The modeller expects losses from the Bahamas, which Irene hit yesterday, will account for 60% of the total - between $300m and $700m.
AIR said the estimate includes wind and precipitation-induced flood damage to insured onshore residential, commercial and industrial properties (and their contents), automobiles, and business interruption losses. The estimate covers the Bahamas, Puerto Rico, Dominican Republic, Turks and Caicos, and other Caribbean territories.
As of 08.00 Eastern Time on Friday Irene was rated category 2 on the Saffir-Simpson scale and was located 375 miles south-southwest of Cape Hatteras, North Carolina. The storm is expected to make landfall on the Outer Banks of North Carolina on Saturday afternoon local time as a category 3 storm.

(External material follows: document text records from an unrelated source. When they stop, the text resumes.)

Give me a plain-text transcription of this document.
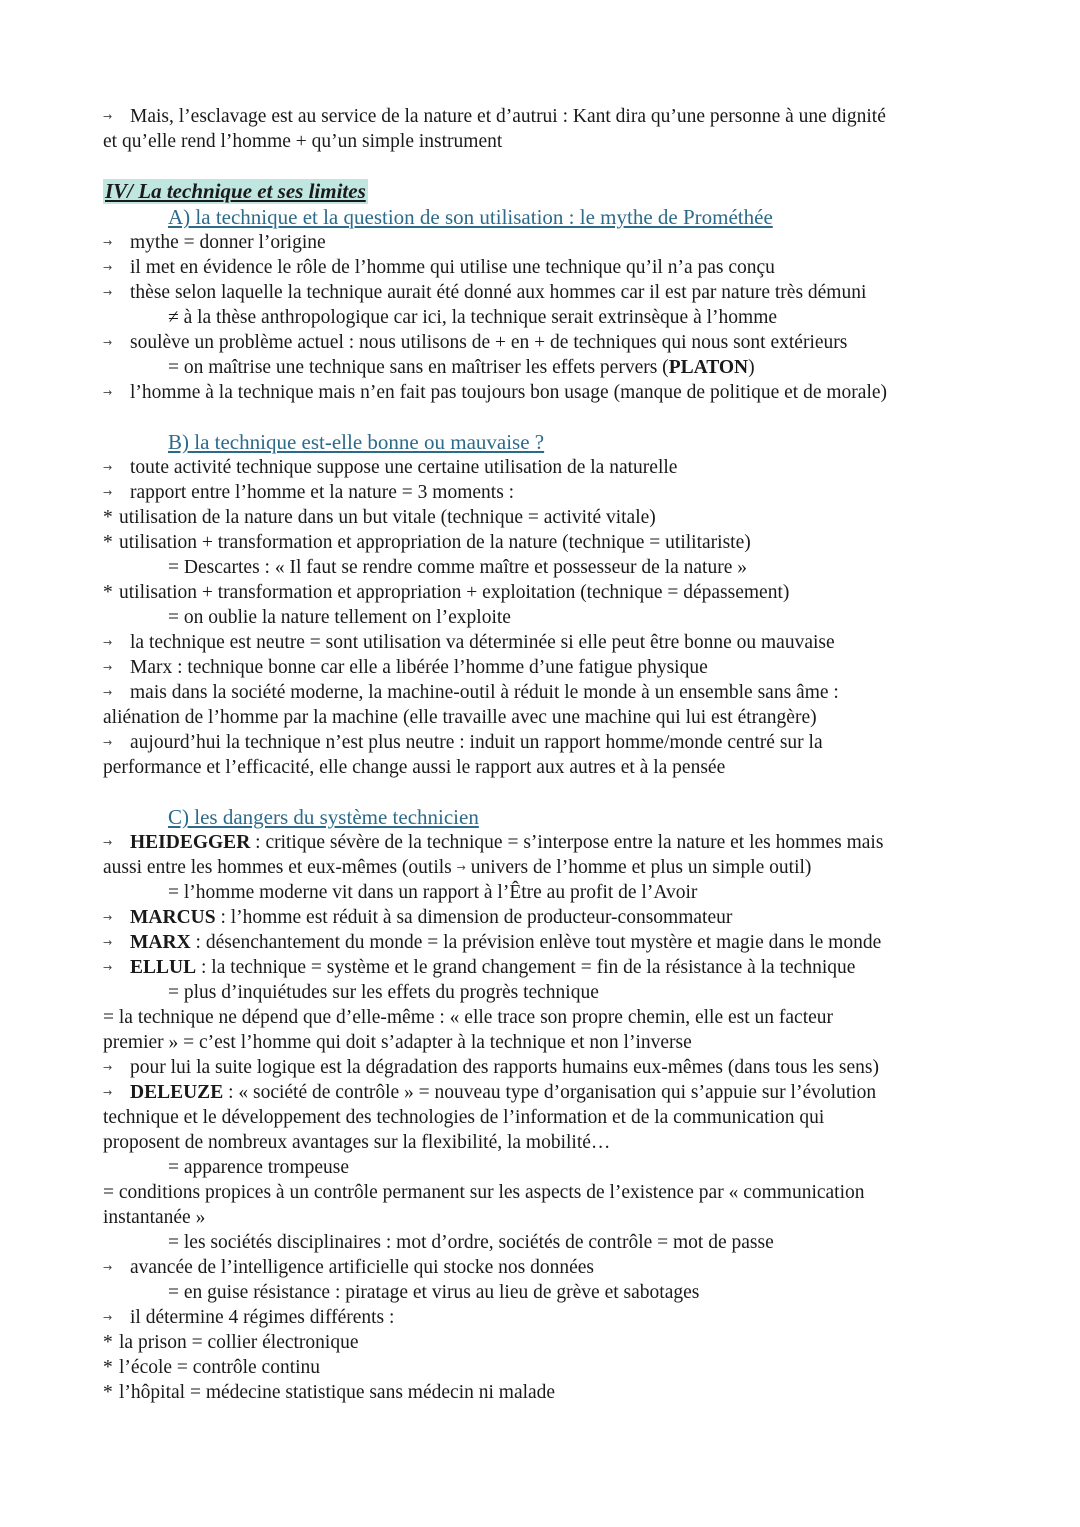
→ Mais, l’esclavage est au service de la nature et d’autrui : Kant dira qu’une personne à une dignité
et qu’elle rend l’homme + qu’un simple instrument
IV/ La technique et ses limites
A) la technique et la question de son utilisation : le mythe de Prométhée
→ mythe = donner l’origine
→ il met en évidence le rôle de l’homme qui utilise une technique qu’il n’a pas conçu
→ thèse selon laquelle la technique aurait été donné aux hommes car il est par nature très démuni
≠ à la thèse anthropologique car ici, la technique serait extrinsèque à l’homme
→ soulève un problème actuel : nous utilisons de + en + de techniques qui nous sont extérieurs
= on maîtrise une technique sans en maîtriser les effets pervers (PLATON)
→ l’homme à la technique mais n’en fait pas toujours bon usage (manque de politique et de morale)
B) la technique est-elle bonne ou mauvaise ?
→ toute activité technique suppose une certaine utilisation de la naturelle
→ rapport entre l’homme et la nature = 3 moments :
* utilisation de la nature dans un but vitale (technique = activité vitale)
* utilisation + transformation et appropriation de la nature (technique = utilitariste)
= Descartes : « Il faut se rendre comme maître et possesseur de la nature »
* utilisation + transformation et appropriation + exploitation (technique = dépassement)
= on oublie la nature tellement on l’exploite
→ la technique est neutre = sont utilisation va déterminée si elle peut être bonne ou mauvaise
→ Marx : technique bonne car elle a libérée l’homme d’une fatigue physique
→ mais dans la société moderne, la machine-outil à réduit le monde à un ensemble sans âme :
aliénation de l’homme par la machine (elle travaille avec une machine qui lui est étrangère)
→ aujourd’hui la technique n’est plus neutre : induit un rapport homme/monde centré sur la
performance et l’efficacité, elle change aussi le rapport aux autres et à la pensée
C) les dangers du système technicien
→ HEIDEGGER : critique sévère de la technique = s’interpose entre la nature et les hommes mais
aussi entre les hommes et eux-mêmes (outils → univers de l’homme et plus un simple outil)
= l’homme moderne vit dans un rapport à l’Être au profit de l’Avoir
→ MARCUS : l’homme est réduit à sa dimension de producteur-consommateur
→ MARX : désenchantement du monde = la prévision enlève tout mystère et magie dans le monde
→ ELLUL : la technique = système et le grand changement = fin de la résistance à la technique
= plus d’inquiétudes sur les effets du progrès technique
= la technique ne dépend que d’elle-même : « elle trace son propre chemin, elle est un facteur
premier » = c’est l’homme qui doit s’adapter à la technique et non l’inverse
→ pour lui la suite logique est la dégradation des rapports humains eux-mêmes (dans tous les sens)
→ DELEUZE : « société de contrôle » = nouveau type d’organisation qui s’appuie sur l’évolution
technique et le développement des technologies de l’information et de la communication qui
proposent de nombreux avantages sur la flexibilité, la mobilité…
= apparence trompeuse
= conditions propices à un contrôle permanent sur les aspects de l’existence par « communication
instantanée »
= les sociétés disciplinaires : mot d’ordre, sociétés de contrôle = mot de passe
→ avancée de l’intelligence artificielle qui stocke nos données
= en guise résistance : piratage et virus au lieu de grève et sabotages
→ il détermine 4 régimes différents :
* la prison = collier électronique
* l’école = contrôle continu
* l’hôpital = médecine statistique sans médecin ni malade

Forecasts suggest Irene could make a second landfall on Long Island, New York, as a category 1 storm on Sunday. Risk modelling firm RMS said there is a high potential for New York City to be affected by the storm. Irene's large windfield could mean that some effects of the storm will extend beyond the Tri-State area of New York, New Jersey and Connecticut, the modeller said.